River and Isaiah went with a friend on a 9 hour trip to see my Mom. River is almost 16, Isaiah is almost 14, and they went with an 18 year old friend. So basically a bunch of teenagers. They are all very good kids though, and since my Mom lost her Dad this month, they thought it would be neat to head down and spend Wednesday through Sunday with her. My mom is thrilled.

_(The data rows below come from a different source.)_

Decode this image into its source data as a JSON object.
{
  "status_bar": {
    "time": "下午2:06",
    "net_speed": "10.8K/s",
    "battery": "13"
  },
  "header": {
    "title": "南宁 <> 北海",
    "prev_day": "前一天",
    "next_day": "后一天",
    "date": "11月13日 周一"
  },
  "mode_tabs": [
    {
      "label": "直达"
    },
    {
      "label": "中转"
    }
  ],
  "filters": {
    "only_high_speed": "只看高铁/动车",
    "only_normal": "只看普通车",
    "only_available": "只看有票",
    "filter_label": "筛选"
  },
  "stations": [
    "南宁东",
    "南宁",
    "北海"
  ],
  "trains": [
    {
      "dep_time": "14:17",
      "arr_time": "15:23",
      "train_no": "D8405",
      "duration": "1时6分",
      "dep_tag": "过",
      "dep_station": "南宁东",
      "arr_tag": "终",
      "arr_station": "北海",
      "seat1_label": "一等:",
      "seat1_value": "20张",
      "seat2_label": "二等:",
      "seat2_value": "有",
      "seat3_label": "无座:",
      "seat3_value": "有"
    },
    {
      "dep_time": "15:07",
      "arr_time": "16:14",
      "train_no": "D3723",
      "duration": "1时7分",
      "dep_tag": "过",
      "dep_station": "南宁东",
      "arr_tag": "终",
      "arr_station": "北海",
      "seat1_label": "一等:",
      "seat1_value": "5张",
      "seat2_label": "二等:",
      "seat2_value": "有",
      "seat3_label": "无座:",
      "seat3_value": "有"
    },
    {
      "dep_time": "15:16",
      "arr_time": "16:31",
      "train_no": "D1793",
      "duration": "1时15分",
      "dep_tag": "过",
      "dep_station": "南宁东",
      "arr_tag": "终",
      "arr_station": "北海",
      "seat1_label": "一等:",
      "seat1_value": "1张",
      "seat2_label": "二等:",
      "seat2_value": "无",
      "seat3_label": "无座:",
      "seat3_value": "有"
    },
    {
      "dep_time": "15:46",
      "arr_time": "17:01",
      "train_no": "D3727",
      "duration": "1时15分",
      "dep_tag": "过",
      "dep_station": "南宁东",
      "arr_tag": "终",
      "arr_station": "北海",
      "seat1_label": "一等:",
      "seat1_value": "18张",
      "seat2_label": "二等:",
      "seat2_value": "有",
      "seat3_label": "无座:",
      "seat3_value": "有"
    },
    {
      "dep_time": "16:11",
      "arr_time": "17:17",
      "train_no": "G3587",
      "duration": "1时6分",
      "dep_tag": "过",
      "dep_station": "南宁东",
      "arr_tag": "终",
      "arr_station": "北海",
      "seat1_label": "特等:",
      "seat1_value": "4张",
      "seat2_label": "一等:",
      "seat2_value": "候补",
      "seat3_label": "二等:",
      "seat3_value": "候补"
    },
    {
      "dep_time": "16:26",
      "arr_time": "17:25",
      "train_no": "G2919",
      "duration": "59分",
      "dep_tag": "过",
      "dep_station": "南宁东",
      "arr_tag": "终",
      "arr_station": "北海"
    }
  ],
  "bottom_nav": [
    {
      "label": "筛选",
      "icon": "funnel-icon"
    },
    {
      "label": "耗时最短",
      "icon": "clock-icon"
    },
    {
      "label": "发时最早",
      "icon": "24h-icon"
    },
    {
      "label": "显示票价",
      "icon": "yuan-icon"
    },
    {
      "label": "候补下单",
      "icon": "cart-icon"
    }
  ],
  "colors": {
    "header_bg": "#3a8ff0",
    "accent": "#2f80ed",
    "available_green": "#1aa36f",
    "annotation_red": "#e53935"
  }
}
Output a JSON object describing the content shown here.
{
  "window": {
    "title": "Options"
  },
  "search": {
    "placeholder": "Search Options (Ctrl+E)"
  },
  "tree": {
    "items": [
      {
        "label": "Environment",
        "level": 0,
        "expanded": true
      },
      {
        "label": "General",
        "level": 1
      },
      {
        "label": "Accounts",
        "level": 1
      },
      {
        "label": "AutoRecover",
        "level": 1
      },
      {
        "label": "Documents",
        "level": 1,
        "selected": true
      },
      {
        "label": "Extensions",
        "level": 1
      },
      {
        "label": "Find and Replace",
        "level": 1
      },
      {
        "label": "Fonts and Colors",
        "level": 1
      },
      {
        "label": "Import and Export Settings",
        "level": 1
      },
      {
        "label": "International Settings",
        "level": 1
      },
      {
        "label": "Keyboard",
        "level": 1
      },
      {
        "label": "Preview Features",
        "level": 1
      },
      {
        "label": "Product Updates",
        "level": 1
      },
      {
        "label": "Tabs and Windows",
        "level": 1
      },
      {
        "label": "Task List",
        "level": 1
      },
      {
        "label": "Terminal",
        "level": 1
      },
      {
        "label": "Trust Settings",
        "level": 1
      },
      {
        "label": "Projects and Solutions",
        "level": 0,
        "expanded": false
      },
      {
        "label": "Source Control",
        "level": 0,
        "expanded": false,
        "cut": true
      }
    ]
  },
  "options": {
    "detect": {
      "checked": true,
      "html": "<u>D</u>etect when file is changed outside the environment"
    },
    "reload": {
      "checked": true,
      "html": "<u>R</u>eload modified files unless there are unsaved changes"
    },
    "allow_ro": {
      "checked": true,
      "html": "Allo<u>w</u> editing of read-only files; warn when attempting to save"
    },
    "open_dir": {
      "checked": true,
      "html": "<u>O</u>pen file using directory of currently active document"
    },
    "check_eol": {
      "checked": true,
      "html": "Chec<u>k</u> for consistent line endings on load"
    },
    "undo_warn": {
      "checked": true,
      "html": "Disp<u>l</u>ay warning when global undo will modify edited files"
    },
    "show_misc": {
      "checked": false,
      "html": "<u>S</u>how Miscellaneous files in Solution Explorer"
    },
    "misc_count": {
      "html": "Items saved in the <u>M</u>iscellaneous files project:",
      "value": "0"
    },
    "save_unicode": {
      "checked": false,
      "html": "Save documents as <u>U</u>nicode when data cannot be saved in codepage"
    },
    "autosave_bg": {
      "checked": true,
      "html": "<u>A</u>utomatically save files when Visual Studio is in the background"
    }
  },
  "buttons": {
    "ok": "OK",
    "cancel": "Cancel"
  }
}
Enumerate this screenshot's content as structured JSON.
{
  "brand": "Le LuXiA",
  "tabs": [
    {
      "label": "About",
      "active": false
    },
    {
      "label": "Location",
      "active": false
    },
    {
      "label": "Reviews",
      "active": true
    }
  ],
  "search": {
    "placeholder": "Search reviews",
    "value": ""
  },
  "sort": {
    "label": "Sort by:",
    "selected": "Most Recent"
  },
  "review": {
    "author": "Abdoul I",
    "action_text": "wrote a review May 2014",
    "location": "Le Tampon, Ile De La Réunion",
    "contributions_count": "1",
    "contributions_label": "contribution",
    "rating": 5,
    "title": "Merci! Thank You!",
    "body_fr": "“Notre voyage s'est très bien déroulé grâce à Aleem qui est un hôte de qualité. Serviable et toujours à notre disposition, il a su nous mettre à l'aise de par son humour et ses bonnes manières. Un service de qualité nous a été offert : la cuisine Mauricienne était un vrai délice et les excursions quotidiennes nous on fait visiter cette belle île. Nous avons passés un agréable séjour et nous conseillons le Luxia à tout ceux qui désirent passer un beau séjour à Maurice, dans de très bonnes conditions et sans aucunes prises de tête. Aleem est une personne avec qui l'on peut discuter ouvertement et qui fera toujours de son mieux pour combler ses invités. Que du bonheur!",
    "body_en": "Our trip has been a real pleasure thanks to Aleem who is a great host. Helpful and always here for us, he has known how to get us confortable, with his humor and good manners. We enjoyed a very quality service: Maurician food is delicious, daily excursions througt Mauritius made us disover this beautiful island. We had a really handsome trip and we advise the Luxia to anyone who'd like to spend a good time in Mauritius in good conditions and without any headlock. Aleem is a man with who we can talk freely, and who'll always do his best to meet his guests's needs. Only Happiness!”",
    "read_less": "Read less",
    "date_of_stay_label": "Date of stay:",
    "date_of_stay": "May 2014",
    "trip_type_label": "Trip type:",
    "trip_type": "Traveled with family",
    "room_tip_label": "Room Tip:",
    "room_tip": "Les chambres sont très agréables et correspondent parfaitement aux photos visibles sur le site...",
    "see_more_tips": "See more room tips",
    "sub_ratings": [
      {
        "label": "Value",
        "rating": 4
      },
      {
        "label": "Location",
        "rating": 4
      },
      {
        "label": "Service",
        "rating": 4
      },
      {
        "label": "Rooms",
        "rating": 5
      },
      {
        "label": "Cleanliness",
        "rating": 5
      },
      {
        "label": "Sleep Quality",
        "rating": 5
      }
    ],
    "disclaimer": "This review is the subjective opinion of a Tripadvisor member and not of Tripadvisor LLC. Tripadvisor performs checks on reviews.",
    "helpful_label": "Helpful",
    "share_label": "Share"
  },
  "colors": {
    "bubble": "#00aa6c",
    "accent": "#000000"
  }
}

So when I got up this morning the boys had already left. They wanted to get an early start, so we said all of our goodbyes and gave our warnings to be careful the night before. Boy the house was quieter. Two less boys running around doing their chores, eating their breakfast, and talking about what their plans would be after schoolwork. You'd think I wouldn't notice having 3 still here, or that I would be glad for the peace, but it just made me reflect. What will life be like someday without all of these boys? I will confess....last night after telling the boys goodnight, I was putting Roman down for bed, Dennis was on the computer, and tears began to fall. I was in quiet contemplation with my tears when Den pivoted in his chair and looked at me and asked, "Are you crying?" I smiled, and just as suprised as he, said, "Yes." He warmly smiled at me and said,"Our boys are growing up aren't they?" I just let out a sigh. However he put it into perspective by saying, "This is what we taught them Trina. Enjoy the fruits of our labor." I agreed with a nodd. However, I still thought where does the time go?
One of the reasons for homeschooling our boys is to teach them independence and to have amazing hearts towards the Lord. To show them what real life is all about. I have taught them how to cook( and let me just brag when I say that they can make a MEAN breakfast.) Dennis has given them projects to do so that they can learn, "How things work". We have instilled in them to think of others feelings and to begin seeking the Lord in all that they do. So they decided to go and spend some time with my Mom, and enjoy some other children from our church down there. Somehow though its difficult seeing them begin to set out on their own lives, but I guess thats what being a parent is all about. Instilling values, knowledge, and independence in your children and then hoping and praying to God that they are successful in all that they do. So today I miss them, but I will keep myself busy with my other three boys. I will pray for a safe journey for them, and know that they aren't missing me at all, because they are having a ball.